Man merke dies auch bei den Anwendungsprogrammen, weil sich bestimmte Funktionen eben nicht realisieren ließen. Bemängelt wird von diesem Unternehmen auch die fehlende Btx-Fähigkeit von PS/2 ab Modell 50 und die nicht gegebene Unterstützung beziehungsweise Emulation des 3270-Bildschirms, Modell 3 mit 32 Zeilen. Aufgrund der konstatierten Mängel bewertet dieser Anwender "die Neuankündigungen noch ein bißchen zurückhaltend" und wartet erst einmal ab.

Trotz 3270-Defizit große Stückzahlen

Ungeachtet des noch begrenzten Funktionsumfangs herrscht eine rege Nachfrage nach den neuen Systemen, was wiederum die IBM-Händler vor Probleme stellt. Vertriebsleiter Wolfgang Fries von Polisoft aus Hamburg: "Wir können gar nicht genügend Systeme bekommen. Wir verkaufen wesentlich mehr, als uns zur Verfügung stehen." Zögern konnte er auf der Kundenseite nur die ersten zwei bis drei Wochen nach der IBM-Ankündigung im April feststellen. Bei ihm bissen gleichermaßen Großkunden als auch kleinere Firmen an, wobei letztere das Modell 30 bevorzugten. Es seien auch viele kleinere Kunden, die vorher 10000 Mark für eine Systemeinheit mit Drucker plus Software für die Finanzbuchhaltung ausgeben mußten, mit den neuen Anlagen aber wesentlich billiger wegkämen. Im mittelständischen Bereich setze man PS/2 in erster Linie als Standalone-Lösung ein. Fries kommt weiterhin zu dem Schluß, daß größere Unternehmen oft zweigleisig fahren: "Betriebe, die mehrere hundert PCs mit entsprechender Großrechnereinbindung einsetzen, werden in den Zentralbereichen natürlich erst mal bei den alten Systemen bleiben." Solange kein 3270-Equipment für die Kommunikation zur Verfügung stünde, käme seiner Erfahrung nach auch ein Austausch nicht in Frage. So ließen sich die herkömmlichen Adapter nicht ohne weiteres in die neuen Anlagen "hereindrücken", weil hier eine andere Busstruktur - das sogenannte Microchannel-Prinzip - vorliege. Big Blue müsse an ausgesuchte Firmen Lizenzen zur Entwicklung einschlägiger Karten vergeben oder diese selbst herstellen. Trotz des 3270-Defizits orderten die Großkunden aber in großen Stückzahlen.

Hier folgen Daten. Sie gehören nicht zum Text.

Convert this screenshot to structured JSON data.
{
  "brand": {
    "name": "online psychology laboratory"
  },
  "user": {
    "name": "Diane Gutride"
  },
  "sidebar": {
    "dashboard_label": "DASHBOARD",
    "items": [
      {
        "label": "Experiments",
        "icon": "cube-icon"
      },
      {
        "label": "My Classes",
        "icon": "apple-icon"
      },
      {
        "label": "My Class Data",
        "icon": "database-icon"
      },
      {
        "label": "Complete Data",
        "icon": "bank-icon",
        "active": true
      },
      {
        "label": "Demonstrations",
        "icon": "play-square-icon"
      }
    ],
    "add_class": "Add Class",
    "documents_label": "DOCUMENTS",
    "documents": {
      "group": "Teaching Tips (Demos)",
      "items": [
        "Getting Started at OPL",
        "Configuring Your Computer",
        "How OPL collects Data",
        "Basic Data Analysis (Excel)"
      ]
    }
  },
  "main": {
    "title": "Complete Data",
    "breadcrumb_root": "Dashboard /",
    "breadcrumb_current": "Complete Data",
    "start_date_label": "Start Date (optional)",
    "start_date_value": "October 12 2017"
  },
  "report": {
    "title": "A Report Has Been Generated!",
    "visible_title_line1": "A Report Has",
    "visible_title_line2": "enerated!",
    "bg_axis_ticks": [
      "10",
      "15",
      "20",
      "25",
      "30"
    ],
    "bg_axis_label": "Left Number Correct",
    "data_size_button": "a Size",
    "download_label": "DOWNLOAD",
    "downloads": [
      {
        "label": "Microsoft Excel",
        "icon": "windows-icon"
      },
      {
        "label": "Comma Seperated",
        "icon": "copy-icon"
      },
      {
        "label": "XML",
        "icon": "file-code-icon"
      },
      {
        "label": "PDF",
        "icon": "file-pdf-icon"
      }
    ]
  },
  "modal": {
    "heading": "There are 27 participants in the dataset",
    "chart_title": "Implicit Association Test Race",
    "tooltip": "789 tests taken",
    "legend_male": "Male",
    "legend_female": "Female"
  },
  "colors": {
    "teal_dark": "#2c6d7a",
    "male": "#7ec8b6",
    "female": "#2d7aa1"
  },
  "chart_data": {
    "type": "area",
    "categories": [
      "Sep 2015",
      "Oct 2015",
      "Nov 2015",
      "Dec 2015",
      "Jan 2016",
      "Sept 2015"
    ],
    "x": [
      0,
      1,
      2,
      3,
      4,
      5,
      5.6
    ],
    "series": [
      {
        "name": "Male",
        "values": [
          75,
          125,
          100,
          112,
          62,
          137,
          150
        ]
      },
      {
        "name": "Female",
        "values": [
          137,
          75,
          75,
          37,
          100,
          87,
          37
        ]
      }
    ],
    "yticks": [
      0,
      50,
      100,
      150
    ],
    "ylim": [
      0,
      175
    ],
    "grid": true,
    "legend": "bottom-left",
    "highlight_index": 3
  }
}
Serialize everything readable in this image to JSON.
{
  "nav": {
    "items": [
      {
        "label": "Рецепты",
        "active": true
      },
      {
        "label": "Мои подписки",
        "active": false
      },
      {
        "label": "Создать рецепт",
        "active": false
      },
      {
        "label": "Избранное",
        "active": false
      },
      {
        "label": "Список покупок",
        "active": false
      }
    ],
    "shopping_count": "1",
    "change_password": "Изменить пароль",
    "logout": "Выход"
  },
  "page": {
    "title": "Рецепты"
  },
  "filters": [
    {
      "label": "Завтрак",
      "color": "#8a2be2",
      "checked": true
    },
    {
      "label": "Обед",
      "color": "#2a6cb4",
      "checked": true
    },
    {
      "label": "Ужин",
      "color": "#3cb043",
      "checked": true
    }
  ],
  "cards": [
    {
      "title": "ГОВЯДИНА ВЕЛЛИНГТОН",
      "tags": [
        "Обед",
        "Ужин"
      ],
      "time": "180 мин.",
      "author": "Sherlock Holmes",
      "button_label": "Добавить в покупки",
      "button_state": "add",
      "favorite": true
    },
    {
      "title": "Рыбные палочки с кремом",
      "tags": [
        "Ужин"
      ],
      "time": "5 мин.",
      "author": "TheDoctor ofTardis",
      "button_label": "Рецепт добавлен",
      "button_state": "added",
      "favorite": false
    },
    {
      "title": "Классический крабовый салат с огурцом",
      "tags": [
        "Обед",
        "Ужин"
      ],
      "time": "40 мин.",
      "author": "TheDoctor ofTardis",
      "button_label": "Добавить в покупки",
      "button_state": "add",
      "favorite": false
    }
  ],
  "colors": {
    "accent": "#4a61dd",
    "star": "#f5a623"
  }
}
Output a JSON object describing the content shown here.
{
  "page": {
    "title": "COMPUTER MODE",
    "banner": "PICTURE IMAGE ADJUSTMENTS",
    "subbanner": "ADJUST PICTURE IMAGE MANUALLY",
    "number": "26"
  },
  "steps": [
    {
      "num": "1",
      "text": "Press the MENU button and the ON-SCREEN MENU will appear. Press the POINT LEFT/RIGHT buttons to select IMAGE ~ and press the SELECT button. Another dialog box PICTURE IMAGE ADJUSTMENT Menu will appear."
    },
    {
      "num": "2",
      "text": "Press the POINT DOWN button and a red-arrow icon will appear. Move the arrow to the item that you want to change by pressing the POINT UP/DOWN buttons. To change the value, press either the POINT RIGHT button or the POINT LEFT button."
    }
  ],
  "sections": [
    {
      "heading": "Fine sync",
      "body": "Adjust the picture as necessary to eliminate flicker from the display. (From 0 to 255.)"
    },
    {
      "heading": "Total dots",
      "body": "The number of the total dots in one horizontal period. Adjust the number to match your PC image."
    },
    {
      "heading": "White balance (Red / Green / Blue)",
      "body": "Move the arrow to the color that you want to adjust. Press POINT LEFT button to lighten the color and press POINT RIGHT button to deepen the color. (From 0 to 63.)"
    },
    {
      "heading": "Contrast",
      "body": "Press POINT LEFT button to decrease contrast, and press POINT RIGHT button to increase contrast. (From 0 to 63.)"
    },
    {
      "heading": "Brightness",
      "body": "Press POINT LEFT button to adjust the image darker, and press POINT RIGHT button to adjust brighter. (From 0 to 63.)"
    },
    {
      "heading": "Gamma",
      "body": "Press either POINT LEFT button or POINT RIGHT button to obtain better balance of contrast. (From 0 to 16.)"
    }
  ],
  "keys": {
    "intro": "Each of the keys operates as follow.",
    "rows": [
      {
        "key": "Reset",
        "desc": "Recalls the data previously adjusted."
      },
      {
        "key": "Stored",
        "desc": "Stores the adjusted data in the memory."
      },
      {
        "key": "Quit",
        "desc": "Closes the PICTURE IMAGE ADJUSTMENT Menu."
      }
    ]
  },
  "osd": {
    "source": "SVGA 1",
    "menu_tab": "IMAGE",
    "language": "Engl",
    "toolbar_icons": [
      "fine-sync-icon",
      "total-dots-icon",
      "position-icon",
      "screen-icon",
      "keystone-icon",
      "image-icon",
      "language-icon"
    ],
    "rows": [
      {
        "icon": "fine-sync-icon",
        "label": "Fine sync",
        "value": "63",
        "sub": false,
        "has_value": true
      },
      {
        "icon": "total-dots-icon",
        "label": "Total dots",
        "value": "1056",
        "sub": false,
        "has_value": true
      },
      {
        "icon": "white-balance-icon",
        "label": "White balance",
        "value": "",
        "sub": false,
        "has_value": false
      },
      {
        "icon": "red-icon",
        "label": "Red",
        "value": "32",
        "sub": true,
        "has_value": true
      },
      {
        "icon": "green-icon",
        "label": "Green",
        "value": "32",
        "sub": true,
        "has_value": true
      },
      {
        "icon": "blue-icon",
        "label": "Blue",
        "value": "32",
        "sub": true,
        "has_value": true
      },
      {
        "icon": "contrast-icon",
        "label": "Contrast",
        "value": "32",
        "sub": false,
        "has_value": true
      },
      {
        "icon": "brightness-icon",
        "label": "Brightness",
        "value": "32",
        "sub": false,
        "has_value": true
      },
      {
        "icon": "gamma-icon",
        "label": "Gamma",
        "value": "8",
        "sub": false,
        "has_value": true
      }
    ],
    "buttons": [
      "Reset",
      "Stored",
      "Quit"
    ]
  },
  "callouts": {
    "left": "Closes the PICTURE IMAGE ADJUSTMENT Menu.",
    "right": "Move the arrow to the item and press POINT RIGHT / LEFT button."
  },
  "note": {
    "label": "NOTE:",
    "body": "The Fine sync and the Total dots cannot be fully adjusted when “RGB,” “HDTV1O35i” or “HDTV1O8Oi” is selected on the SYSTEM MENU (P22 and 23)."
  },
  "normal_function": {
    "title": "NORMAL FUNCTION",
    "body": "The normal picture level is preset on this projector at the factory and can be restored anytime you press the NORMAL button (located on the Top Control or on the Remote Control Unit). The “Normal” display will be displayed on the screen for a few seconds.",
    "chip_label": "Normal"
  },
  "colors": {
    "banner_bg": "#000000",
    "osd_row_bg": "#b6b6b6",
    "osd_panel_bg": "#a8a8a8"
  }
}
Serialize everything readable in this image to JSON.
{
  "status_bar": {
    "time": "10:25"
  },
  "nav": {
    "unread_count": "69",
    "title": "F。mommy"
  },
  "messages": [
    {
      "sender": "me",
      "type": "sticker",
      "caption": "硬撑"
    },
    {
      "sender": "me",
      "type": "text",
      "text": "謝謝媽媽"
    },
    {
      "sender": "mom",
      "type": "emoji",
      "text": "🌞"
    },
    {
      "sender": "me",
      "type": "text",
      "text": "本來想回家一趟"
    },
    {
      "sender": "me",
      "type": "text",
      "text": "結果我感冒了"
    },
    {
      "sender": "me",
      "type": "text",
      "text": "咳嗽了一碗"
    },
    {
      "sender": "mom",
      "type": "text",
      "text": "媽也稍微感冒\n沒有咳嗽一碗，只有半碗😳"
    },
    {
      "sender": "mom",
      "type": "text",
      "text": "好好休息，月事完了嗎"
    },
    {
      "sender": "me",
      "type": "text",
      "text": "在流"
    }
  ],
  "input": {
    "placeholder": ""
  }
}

Angespannte Liefersituation

Eine angespannte Liefersituation bemerkt auch Hans-Ludwig Tillner vom Datenservice Hartmann aus Landau. Man habe bis zum "Eintrudeln" der Systeme ziemlich lange Wartezeiten in Kauf nehmen müssen. So gebe es das Modell 50 erst seit drei und das Modell 60 erst seit gut einer Woche. Auch er bemängelt die noch fehlenden Funktionsmerkmale beim PS/2-System, wie zum Beispiel ein 5250-Adapter zum Anschluß an die IBM-Schrägstrichmodelle /36 und /38, sieht darin aber keine Besonderheit. "Der ganze Markt soll ja nicht kurzfristig umgekrempelt werden, sondern unsere Philosophie geht von einem langsamen Übergang aus. Auch die bisherige Haltung der IBM gibt uns recht." Üblicherweise seien nicht alle angekündigten Systemkomponenten und Funktionsmerkmale gleich verfügbar. Tillner: "Das wäre das erste Mal, daß die Aussage der IBM gestimmt hätte."